I know what you're thinking: yes, it's yet **another** authentication solution for Rack applications. But we're going to do things a little bit differently this time. OmniAuth is built from the ground up on the philosophy that **authentication is not the same as identity**. OmniAuth is based on two observations:
1. The traditional 'sign up using a login and password' model is becoming the exception, not the rule. Modern web applications offer external authentication via OpenID, Facebook, and/or OAuth.

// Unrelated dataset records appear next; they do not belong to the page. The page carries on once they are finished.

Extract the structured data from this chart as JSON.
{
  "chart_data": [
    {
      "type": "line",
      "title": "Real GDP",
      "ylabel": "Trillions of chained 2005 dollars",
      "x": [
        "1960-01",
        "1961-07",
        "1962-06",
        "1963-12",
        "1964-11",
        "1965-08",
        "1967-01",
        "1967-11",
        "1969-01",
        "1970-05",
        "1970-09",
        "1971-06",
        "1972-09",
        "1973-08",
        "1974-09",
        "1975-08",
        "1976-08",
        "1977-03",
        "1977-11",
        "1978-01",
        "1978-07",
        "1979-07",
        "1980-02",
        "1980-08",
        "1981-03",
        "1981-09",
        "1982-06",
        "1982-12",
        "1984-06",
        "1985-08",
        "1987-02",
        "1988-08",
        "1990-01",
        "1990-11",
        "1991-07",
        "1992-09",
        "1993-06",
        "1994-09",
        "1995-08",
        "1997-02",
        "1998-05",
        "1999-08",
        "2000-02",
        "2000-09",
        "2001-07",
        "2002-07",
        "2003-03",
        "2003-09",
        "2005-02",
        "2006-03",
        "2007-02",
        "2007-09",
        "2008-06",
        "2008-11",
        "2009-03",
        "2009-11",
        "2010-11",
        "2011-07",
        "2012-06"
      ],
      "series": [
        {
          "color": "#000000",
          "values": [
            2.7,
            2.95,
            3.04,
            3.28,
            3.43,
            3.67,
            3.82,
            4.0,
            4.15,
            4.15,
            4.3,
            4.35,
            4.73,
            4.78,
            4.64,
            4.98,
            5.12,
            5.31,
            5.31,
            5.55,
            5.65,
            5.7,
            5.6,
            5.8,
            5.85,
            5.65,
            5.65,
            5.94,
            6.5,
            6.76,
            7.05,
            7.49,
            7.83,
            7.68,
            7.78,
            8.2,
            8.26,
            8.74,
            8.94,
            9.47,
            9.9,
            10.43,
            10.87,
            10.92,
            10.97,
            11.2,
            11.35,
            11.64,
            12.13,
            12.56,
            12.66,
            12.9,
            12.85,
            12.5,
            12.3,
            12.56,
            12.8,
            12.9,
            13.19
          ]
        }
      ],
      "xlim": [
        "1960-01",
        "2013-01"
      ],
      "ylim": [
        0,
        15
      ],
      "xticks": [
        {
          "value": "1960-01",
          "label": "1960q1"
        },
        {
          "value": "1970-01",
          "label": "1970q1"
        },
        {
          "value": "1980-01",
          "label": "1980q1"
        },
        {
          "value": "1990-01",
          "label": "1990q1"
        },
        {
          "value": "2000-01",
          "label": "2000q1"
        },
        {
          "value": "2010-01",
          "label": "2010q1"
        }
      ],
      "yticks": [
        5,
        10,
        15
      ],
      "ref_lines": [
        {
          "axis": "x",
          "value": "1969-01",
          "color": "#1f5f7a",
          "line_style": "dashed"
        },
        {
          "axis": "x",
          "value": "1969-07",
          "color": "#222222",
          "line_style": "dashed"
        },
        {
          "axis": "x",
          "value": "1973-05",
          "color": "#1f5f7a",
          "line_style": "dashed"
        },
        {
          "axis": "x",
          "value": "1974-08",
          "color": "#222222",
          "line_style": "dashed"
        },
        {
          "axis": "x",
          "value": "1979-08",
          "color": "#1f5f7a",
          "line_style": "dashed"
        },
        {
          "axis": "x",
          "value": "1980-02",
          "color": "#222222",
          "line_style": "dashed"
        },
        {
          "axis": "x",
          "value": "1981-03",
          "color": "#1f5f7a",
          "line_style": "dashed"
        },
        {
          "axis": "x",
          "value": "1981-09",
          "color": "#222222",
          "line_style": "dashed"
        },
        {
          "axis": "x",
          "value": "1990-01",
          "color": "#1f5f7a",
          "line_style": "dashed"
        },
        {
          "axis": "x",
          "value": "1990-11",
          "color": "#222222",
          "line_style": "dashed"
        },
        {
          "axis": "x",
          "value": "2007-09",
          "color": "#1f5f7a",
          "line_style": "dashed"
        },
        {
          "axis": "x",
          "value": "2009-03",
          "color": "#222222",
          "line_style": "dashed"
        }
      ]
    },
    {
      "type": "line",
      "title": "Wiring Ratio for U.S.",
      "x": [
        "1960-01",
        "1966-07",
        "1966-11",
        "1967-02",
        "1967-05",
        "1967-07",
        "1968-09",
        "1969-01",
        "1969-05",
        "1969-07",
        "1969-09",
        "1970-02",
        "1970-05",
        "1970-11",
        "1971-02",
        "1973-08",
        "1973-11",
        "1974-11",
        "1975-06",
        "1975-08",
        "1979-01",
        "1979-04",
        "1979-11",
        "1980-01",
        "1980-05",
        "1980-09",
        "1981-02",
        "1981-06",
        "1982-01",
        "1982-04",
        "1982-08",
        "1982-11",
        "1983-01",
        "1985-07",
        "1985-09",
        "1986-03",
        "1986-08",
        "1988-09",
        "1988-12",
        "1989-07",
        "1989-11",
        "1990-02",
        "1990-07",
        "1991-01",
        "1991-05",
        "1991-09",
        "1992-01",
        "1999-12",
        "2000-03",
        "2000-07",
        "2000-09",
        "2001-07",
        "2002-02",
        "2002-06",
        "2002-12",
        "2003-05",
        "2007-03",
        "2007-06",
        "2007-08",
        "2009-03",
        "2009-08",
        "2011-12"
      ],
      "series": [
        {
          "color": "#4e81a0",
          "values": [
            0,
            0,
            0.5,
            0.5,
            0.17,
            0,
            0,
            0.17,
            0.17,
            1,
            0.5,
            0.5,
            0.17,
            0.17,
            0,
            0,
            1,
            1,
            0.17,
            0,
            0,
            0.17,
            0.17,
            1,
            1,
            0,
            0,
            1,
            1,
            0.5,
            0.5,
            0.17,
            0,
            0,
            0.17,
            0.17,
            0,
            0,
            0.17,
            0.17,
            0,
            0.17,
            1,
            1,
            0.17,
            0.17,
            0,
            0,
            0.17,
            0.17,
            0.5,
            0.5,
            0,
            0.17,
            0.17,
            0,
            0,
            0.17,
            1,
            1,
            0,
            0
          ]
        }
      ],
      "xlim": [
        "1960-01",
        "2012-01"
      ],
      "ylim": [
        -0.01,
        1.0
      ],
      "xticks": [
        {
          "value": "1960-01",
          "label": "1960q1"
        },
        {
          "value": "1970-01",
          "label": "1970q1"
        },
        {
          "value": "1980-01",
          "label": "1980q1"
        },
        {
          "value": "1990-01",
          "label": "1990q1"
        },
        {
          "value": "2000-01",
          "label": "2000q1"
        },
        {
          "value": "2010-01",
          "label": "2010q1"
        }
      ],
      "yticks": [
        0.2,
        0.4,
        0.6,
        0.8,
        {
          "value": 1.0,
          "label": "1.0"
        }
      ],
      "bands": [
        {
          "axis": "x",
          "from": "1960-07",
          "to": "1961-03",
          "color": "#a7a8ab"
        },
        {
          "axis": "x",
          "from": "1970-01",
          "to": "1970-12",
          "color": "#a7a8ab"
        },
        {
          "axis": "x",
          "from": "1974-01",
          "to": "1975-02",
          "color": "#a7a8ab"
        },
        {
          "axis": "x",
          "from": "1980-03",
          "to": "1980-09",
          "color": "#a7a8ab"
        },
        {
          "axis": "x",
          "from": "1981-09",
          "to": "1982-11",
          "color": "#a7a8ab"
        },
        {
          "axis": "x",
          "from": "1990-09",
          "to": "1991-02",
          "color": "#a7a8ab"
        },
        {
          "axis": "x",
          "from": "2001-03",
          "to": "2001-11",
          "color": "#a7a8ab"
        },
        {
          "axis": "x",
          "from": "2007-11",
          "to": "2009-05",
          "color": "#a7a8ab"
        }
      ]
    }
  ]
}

2. The interconnectable web is no longer a dream, it is a necessity. It is not unreasonable to expect that one application may need to be able to connect to one, three, or twelve other services. Modern authentication systems should a user's identity to be associated with many authentications.
## Theoretical Framework
OmniAuth works on the principle that every authentication system can essentially be boiled down into two "phases".
### The Request Phase
In the Request Phase, we *request* information from the user that is necessary to complete authentication. This information may be **POST**ed to a URL or performed externally through an authentication process such as OpenID.
In the Callback Phase, we receive an authenticated **unique identifier** that can differentiate this user from other users of the same authentication system. Additionally, we may provide **user information** that can be automatically harvested by the application to fill in the details of the authenticating user.
## Practical Implementation
In practical terms, OmniAuth is a collection of Rack middleware, each of which represent an **authentication provider**. The officially maintained providers are:
* Password (simple SHA1 encryption)
* OpenID
* OAuth
* Twitter
* LinkedIn
* OpenID
* Facebook
These middleware all follow a consistent pattern in that they initiate the **request phase** when the browser is directed (with additional information in some cases) to `/auth/provider_name`. They then all end their authentication process by calling the main Rack application at the endpoint `/auth/provider_name/callback` with request parameters pre-populated with an `auth` hash containing:
*`'provider'` - The provider name
*`'uid'` - The unique identifier of the user
*`'credentials'` - A hash of credentials for access to protected resources from the authentication provider (OAuth, Facebook)
*`'user_info'` - Additional information about the user
What this means is that, for all intents and purposes, your application needs only be concerned with *directing the user to the requesst phase* and *managing user information and session upon authentication callback*. All of the implementation details of the different authentication providers can be treated as a black box.